It breaks my heart every time I see it. A morning scroll through my newsfeed only to find a GoFundMe posting for funeral services of someone I knew in high school. Sometimes it’s drugs, other times, suicide. Tragedies that could’ve been avoidable. People taken too young, too fast, too soon.
Every time I see their faces, I think back to what I may have thought of them in high school. Was I mean? Did I make fun of them behind their back? Did I avoid them? Was I nice? After all these years, I can’t really remember. Though I know I did my best to treat people with kindness and respect, it’s possible I joined in on the judgments or comments others around me made.
As a young person in high school, there is enough going on in life. It’s a huge transitional stage and dealing with school in general is enough work. Trying to make lasting friendships, prepare for college, find out who you want to be — it’s exhausting and we are all lucky if we make it out without any major bruises. But to battle with something greater than that at the same time? I couldn’t imagine. And not only that, but to continue having to battle it in the adult world.
It pains me. Sometimes, I think if I had known them better I could’ve helped. But even those who do everything right can still end up traveling down a dark path.

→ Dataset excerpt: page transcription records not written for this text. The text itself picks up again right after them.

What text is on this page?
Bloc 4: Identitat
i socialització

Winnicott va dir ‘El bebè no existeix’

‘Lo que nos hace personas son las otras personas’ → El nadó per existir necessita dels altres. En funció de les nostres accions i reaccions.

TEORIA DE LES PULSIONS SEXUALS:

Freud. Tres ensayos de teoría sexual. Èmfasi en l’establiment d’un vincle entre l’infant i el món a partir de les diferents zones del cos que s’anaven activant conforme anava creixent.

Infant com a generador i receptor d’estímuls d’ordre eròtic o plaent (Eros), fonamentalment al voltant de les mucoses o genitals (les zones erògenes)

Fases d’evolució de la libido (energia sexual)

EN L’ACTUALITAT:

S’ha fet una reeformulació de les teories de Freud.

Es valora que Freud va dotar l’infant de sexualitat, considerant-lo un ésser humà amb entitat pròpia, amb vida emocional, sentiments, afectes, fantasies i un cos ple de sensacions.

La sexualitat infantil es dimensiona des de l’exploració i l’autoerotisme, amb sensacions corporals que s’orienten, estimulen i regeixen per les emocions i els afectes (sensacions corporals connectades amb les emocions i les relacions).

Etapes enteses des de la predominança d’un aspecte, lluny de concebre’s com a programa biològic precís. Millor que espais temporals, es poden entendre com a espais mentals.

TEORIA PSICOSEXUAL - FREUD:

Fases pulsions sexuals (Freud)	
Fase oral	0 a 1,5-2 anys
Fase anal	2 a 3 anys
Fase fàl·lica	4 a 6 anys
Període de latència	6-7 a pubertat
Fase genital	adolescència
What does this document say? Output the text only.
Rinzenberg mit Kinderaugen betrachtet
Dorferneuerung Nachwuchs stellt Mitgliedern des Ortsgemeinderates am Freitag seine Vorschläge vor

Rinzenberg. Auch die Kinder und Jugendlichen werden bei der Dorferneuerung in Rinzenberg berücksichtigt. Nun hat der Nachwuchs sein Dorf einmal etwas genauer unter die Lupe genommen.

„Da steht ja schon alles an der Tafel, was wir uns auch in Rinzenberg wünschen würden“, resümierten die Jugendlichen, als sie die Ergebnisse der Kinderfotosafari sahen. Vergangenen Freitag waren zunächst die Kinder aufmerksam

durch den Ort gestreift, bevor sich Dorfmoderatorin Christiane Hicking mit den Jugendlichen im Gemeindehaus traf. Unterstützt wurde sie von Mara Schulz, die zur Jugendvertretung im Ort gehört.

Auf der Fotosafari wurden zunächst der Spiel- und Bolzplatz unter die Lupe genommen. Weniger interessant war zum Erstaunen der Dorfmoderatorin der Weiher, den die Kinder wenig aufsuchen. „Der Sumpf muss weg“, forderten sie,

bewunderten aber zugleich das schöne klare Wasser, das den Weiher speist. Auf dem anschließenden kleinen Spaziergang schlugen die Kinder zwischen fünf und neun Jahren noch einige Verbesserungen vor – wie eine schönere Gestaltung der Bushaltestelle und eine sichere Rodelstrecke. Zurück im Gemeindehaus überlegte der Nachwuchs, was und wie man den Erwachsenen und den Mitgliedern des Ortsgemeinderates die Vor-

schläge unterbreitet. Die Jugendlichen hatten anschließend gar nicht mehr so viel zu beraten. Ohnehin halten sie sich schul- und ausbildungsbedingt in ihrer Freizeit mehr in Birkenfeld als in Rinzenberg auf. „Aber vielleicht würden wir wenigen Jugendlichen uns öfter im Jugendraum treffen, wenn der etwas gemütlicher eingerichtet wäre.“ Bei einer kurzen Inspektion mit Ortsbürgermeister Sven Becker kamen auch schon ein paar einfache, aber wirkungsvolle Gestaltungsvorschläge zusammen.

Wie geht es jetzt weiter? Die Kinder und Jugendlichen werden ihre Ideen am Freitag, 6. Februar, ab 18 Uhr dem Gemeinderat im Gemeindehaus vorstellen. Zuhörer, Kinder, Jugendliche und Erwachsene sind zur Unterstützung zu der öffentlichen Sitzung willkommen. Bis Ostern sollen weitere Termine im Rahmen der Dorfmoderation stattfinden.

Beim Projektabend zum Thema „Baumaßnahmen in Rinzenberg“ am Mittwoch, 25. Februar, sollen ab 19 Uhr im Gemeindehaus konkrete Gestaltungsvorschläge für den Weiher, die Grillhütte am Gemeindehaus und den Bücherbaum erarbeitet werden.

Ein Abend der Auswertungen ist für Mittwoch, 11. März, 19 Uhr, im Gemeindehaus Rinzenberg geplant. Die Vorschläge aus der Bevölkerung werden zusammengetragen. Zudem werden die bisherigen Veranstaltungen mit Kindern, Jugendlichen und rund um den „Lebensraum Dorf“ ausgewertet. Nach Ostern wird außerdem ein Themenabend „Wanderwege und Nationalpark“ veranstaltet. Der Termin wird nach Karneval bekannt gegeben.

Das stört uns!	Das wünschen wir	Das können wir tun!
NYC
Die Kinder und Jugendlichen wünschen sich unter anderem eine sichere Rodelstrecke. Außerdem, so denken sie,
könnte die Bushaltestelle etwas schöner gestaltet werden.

Mental health is a growing concern in this country. Illnesses such as depression, bipolar disorder, and schizophrenia affect more than 43 million Americans. Only a small percentage will seek out professional help to challenge their demons (National Alliance on Mental Illness, 2015). The proof is right there and yet a majority of people still scoff at those less fortunate than they are. They laugh at the girl sitting by herself. They tease the boy who can’t adjust easily. They avoid the homeless person who is trying to stay alive. They judge. That’s all we know how to do in this country. Judge. Look at someone, make assumptions based off stereotypes, and decide that everything we think is 100 percent accurate.
The problem is, we don’t know that. We don’t know what anyone else is going through. Sometimes, we don’t even know what our best friend, cousin, brother or mother is going through. Even if we did, their description and emotions would be concepts we just can’t grasp.

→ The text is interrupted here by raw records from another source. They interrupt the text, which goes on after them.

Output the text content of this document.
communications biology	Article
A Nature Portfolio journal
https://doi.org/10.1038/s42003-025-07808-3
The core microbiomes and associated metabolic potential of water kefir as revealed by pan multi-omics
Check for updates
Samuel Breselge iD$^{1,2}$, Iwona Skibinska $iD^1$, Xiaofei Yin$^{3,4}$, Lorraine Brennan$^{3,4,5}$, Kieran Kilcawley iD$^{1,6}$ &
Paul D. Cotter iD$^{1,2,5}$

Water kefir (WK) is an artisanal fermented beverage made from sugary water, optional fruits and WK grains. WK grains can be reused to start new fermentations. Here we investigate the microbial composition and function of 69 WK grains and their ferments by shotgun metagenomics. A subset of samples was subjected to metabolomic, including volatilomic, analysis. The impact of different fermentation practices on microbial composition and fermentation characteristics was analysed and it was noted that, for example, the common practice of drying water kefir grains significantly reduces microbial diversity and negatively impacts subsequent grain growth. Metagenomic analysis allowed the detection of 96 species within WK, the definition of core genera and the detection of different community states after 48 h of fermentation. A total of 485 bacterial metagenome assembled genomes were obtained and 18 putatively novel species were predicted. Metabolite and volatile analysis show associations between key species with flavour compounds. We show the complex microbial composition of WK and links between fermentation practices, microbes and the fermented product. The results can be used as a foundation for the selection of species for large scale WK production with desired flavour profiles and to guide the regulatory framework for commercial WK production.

Mental illnesses don’t discriminate based on socioeconomic status, gender or race. It can befall anyone, for any reason, at any time, and they’ll hide it. They’ll hide it because they know our society thinks they don’t matter. We’ve been telling them that for years. Weird. Crazy. Odd. Quiet. Not normal. And we judge. We judge so much that they are unable to beat what seems inevitable to some of them.
Do yourself a favor today — better yet, do the person sitting next to you a favor today — and look in the mirror. Think back to your worst day, whether it was from depression, over the loss of a job, or mania from a significant other cheating. Whatever it was, just take yourself back to that moment.
Do you remember what your face looked like? When you looked in the mirror and saw someone you didn’t recognize? Perhaps your eyes were sunken in and puffy from your tears. Perhaps you had a face full of makeup, trying to hide your ills with a forced smile. Do you remember being afraid that your eyes would give it away? Turning with turmoil that was buried deep inside you, you could tell, but could others?
We’ve all had a day. A day where our baggage needed to be hidden and where our emotions needed to be subdued. But we could do it; it was just one day. For some, it’s not just one day. It’s not two days or a few days, not a week or even a month. It’s every single day. A mental battlefield every single day, possibly for your whole life. And when you impose your judgments and sneer at their faces, you undoubtedly make those days longer, harder, and you contribute to the loss of hope.
You can’t always see mental illness, but that doesn’t mean it doesn’t have a face. Change your attitudes toward others around you. A smile of understanding on your face can help save the depression on theirs.